What resulted from this transatlantic collaboration echoes Taylor Swift’s achievements on Folklore. On the face of it, the comparison may feel absurd. But look more closely and the parallels are clear. Swift’s finest album to date came together as the pandemic gave her an opportunity to pause for breath. To step back and think about her music and how it related to her life. The same is true of Mogwai, as Braithwaite hinted in a recent interview.

“The memories of the pandemic will always be coupled with the memories of making this record,” he told the NME in January. “Making the album was the happiest I’ve been during the pandemic… We were extremely grateful for the experience and I hope we made the most of it. I think it’s quite a warm record, and that might have come from writing the music while we were stuck inside during a plague. It has a lot of positivity to it, which some of our records in the past haven’t so much.”

Mogwai topping the charts will be regarded as a shot in the arm for the UK indie scene, which has been reeling as Covid devastated live music.

Yet for those who have been with the group since their 1997 debut Young Team (which peaked at 75) the notion of a number one album by the Scottish “noiseniks” – as one was legally obliged to refer to them through the Nineties – is slightly unmooring. Exciting yes. But hard to get your head around, too.

Mogwai materialised just as Britpop was about to come toppling down. And from the outset they stood definitely apart from the self-satisfaction that defined the period. As Blur, Oasis, Pulp etc incorporated the bouncy spirit of fish and chips, Carry On films and Michael Caine’s Get Carter (with varying degrees of irony), Mogwai were the brooding outsiders. They refused to join a party they knew was going to end with tears, smashed crockery and someone throwing up in the rose bushes.

Their music was no less brooding. Young Team culminates in a 16-minute instrumental called Mogwai Fear Satan. It is essentially the anti-Parklife, a riposte to the chipper cheekiness demanded of pop stars of that era.

This wasn’t merely something bystanders read into their music, either. Mogwai were explicitly against the mainstream. For instance, they boycotted TFI Friday, Chris Evans’s lads-mag-on-the-telly backslapping fest which set the boorish tone for much of Britpop.

“We never would’ve done it. I’ve never met the guy, but popular culture around then got ridiculous,” the band’s unofficial leader Stuart Braithwaite told the Irish Times’s Éamon Sweeney in 2015. “You had TFI Friday and Damien Hirst. I can feel myself bitching when I start thinking about it. It was a really cosy, west-London, jokey, cocaine-fuelled social circle. To be honest, I just found it really gross.”

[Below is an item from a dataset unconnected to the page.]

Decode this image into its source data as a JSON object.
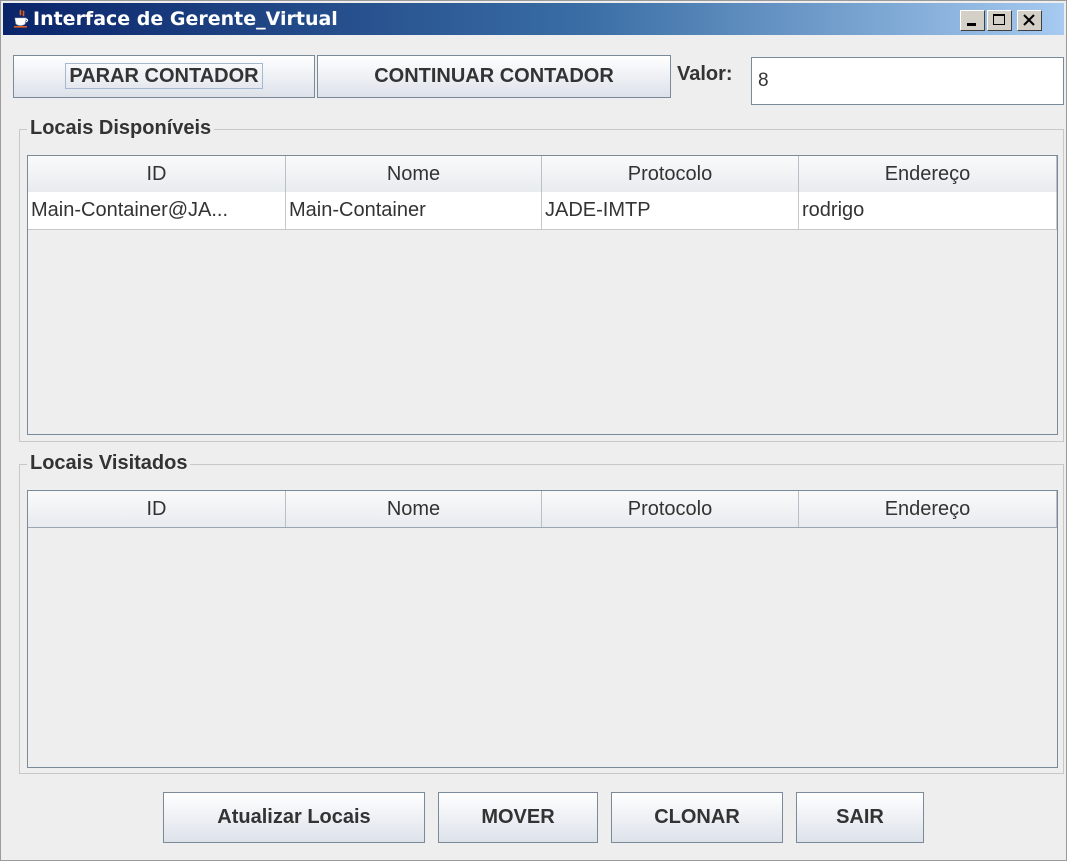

One Nineties tradition to which they weren’t immune was the ding-dong rock feud. In 1999, they took on Blur in hilariously uncompromising fashion by selling t-shirts with the message Blur: Are Shite.

“We decided to proclaim our dislike of one of the weakest bands on the planet by putting out these shirts,” Braithwaite said at the time. “We sold out in one day and Super Furry Animals and Pavement have put in an order for more. The thing about the shirt is it’s like a dictionary definition. Blur: Are Shite. It’s factual and if there’s any legal problems about it I’ll go to court as someone who has studied music so I can prove they are shite.”

If you’ve encountered Mogwai recently it may well be via their soundtrack work. They’ve scored art-house movies (Zidane: A 21st Century Portrait) and prestige television (French zombie romp Les Revenants). This year, they could be heard on Sky’s continent-hopping Narco thriller ZeroZeroZero. However, the conventional long-play record has always been their natural medium and many fans are in agreement that As The Love Continues is their finest since early in their career.

But even if it wasn’t, Mogwai at number one is surely a cause for optimism. For outsiders, underdogs or anyone who has ever felt they didn’t fit in, the idea of a middle-aged “post rock” instrumental band sitting at the top of the charts, gazing down at Harry Styles, Lewis Capaldi etc, feels like a win. And a reason to face into the rest of 2021 with a smile and a spring in your gait.